Régulation de la transcription par l’ARN polymérase II au niveau de la phase d’élongation
La transcription des gènes par l’ARN polymérase II peut être divisée en plusieurs phases, notamment la préinitiation, l’initiation ou amorçage, l’élongation et la terminaison. Si les deux premières phases sont évidemment très importantes pour le contrôle de l’expression de beaucoup de gènes, ce n’est que récemment que l’on s’est rendu compte que la transition entre initiation et élongation est importante pour la modulation de l’expression de près de 30% des gènes transcrits par l’ARN polymerase II. En effet, dans beaucoup de cas cette polymérase ralenti et s’arrête même complètement (on parle de pause) après avoir synthétisé les premiers nucléotides d’un ARN messager. Le passage à une enzyme plus efficace pour poursuivre l’élongation de l’ARN nécessite des modifications post-traductionnelles de la plus grande sous-unité de l’ARN polymérase II. Cette sous-unité contient dans sa partie C-terminale de nombreuses copies d’un hexapeptide qui peut être phosphorylé au niveau de sérines en position 2 et 5 de ces répétitions. La phosphorylation des sérines 2 est particulièrement importante pour rendre la polymérase plus efficace. Cette phosphorylation est effectuée par un facteur appelé p-TEFb qui est constitué d’une kinase, Cdk9, et d’un co-facteur appelé cycline qui peut être soit la cycline T soit la cycline K.

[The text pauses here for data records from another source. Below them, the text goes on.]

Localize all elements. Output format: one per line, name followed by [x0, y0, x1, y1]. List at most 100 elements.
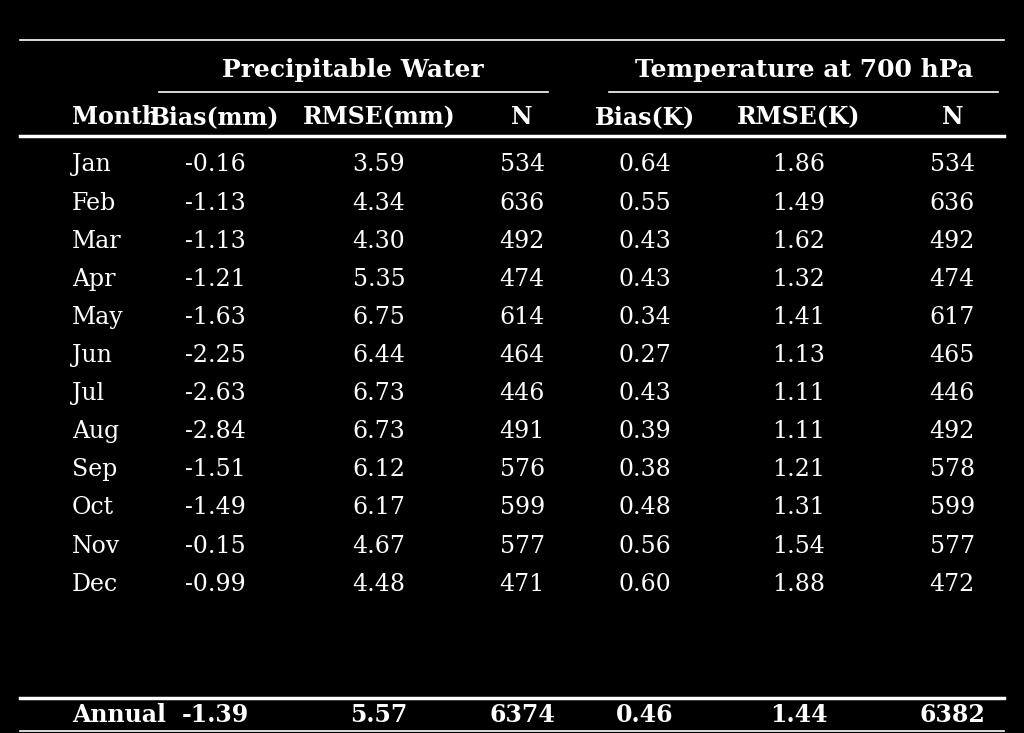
Text: Bias(K): Bias(K) [595, 106, 695, 129]
Text: Bias(mm): Bias(mm) [151, 106, 280, 129]
Text: 617: 617 [930, 306, 975, 329]
Text: 6.17: 6.17 [352, 496, 406, 520]
Text: 492: 492 [930, 420, 975, 443]
Text: 1.11: 1.11 [772, 420, 825, 443]
Text: Oct: Oct [72, 496, 114, 520]
Text: -2.25: -2.25 [184, 344, 246, 367]
Text: 1.62: 1.62 [772, 229, 825, 253]
Text: Dec: Dec [72, 572, 118, 596]
Text: Jun: Jun [72, 344, 112, 367]
Text: N: N [511, 106, 534, 129]
Text: 1.11: 1.11 [772, 382, 825, 405]
Text: Month: Month [72, 106, 159, 129]
Text: N: N [941, 106, 964, 129]
Text: Feb: Feb [72, 191, 116, 215]
Text: -1.21: -1.21 [184, 268, 246, 291]
Text: -1.39: -1.39 [181, 703, 249, 726]
Text: 446: 446 [930, 382, 975, 405]
Text: 492: 492 [930, 229, 975, 253]
Text: 0.39: 0.39 [618, 420, 672, 443]
Text: 0.27: 0.27 [618, 344, 672, 367]
Text: Jul: Jul [72, 382, 103, 405]
Text: May: May [72, 306, 124, 329]
Text: 0.46: 0.46 [616, 703, 674, 726]
Text: -0.16: -0.16 [184, 153, 246, 177]
Text: 0.38: 0.38 [618, 458, 672, 482]
Text: 0.56: 0.56 [618, 534, 672, 558]
Text: 0.43: 0.43 [618, 268, 672, 291]
Text: Sep: Sep [72, 458, 117, 482]
Text: 491: 491 [500, 420, 545, 443]
Text: Apr: Apr [72, 268, 115, 291]
Text: 636: 636 [500, 191, 545, 215]
Text: 576: 576 [500, 458, 545, 482]
Text: 4.34: 4.34 [352, 191, 406, 215]
Text: 5.35: 5.35 [352, 268, 406, 291]
Text: 6.73: 6.73 [352, 420, 406, 443]
Text: 5.57: 5.57 [350, 703, 408, 726]
Text: 1.41: 1.41 [772, 306, 825, 329]
Text: 6374: 6374 [489, 703, 555, 726]
Text: 1.13: 1.13 [772, 344, 825, 367]
Text: -1.63: -1.63 [184, 306, 246, 329]
Text: 636: 636 [930, 191, 975, 215]
Text: RMSE(K): RMSE(K) [737, 106, 860, 129]
Text: -1.51: -1.51 [184, 458, 246, 482]
Text: 1.44: 1.44 [770, 703, 827, 726]
Text: 471: 471 [500, 572, 545, 596]
Text: Mar: Mar [72, 229, 121, 253]
Text: 1.21: 1.21 [772, 458, 825, 482]
Text: 577: 577 [930, 534, 975, 558]
Text: 1.49: 1.49 [772, 191, 825, 215]
Text: -1.49: -1.49 [184, 496, 246, 520]
Text: 446: 446 [500, 382, 545, 405]
Text: 472: 472 [930, 572, 975, 596]
Text: 1.88: 1.88 [772, 572, 825, 596]
Text: 614: 614 [500, 306, 545, 329]
Text: Annual: Annual [72, 703, 166, 726]
Text: Precipitable Water: Precipitable Water [222, 58, 484, 81]
Text: 0.64: 0.64 [618, 153, 672, 177]
Text: 534: 534 [930, 153, 975, 177]
Text: -2.63: -2.63 [184, 382, 246, 405]
Text: 599: 599 [500, 496, 545, 520]
Text: 534: 534 [500, 153, 545, 177]
Text: 6.75: 6.75 [352, 306, 406, 329]
Text: 1.86: 1.86 [772, 153, 825, 177]
Text: Aug: Aug [72, 420, 119, 443]
Text: -0.99: -0.99 [184, 572, 246, 596]
Text: Temperature at 700 hPa: Temperature at 700 hPa [635, 58, 973, 81]
Text: 4.48: 4.48 [352, 572, 406, 596]
Text: 492: 492 [500, 229, 545, 253]
Text: 6.73: 6.73 [352, 382, 406, 405]
Text: 0.55: 0.55 [618, 191, 672, 215]
Text: RMSE(mm): RMSE(mm) [302, 106, 456, 129]
Text: 0.43: 0.43 [618, 382, 672, 405]
Text: 599: 599 [930, 496, 975, 520]
Text: -0.15: -0.15 [184, 534, 246, 558]
Text: 474: 474 [500, 268, 545, 291]
Text: 474: 474 [930, 268, 975, 291]
Text: 0.43: 0.43 [618, 229, 672, 253]
Text: -1.13: -1.13 [184, 191, 246, 215]
Text: 465: 465 [930, 344, 975, 367]
Text: 3.59: 3.59 [352, 153, 406, 177]
Text: 4.30: 4.30 [352, 229, 406, 253]
Text: 6.44: 6.44 [352, 344, 406, 367]
Text: 1.31: 1.31 [772, 496, 825, 520]
Text: 6382: 6382 [920, 703, 985, 726]
Text: 1.32: 1.32 [772, 268, 825, 291]
Text: 0.60: 0.60 [618, 572, 672, 596]
Text: Nov: Nov [72, 534, 120, 558]
Text: Jan: Jan [72, 153, 111, 177]
Text: 464: 464 [500, 344, 545, 367]
Text: 0.34: 0.34 [618, 306, 672, 329]
Text: 6.12: 6.12 [352, 458, 406, 482]
Text: 0.48: 0.48 [618, 496, 672, 520]
Text: 1.54: 1.54 [772, 534, 825, 558]
Text: -2.84: -2.84 [184, 420, 246, 443]
Text: 4.67: 4.67 [352, 534, 406, 558]
Text: 578: 578 [930, 458, 975, 482]
Text: -1.13: -1.13 [184, 229, 246, 253]
Text: 577: 577 [500, 534, 545, 558]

Mon laboratoire combine des approches génétiques et moléculaires chez Drosophila melanogaster pour analyser in vivo la fonction des complexes p-TEFb. Nous avons généré des transgènes qui permettent une expression contrôlée d’une kinase Cdk9 inactive qui entre en compétition avec la kinase normale. Cette approche de mutation dominante négative nous a permis de décrire les effets d’une réduction de l’activité p-TEFb dans différents tissus de la drosophile. Cela permet de décrire l’importance de p-TEFb lors de la prolifération et de la différenciation cellulaire. Ce travail est une étape dans l’identification de gènes qui sont particulièrement fortement contrôlés au niveau de la transition entre l’initiation et l’élongation (relachement de polymerase en pause). Nous avons aussi créé des mutations et des différents transgènes pour les cyclines. Nous avons pû montrer que la cycline T et la cycline K sont toutes deux indispensables et que les deux types de complexes p-TEFb ont des activités différentes.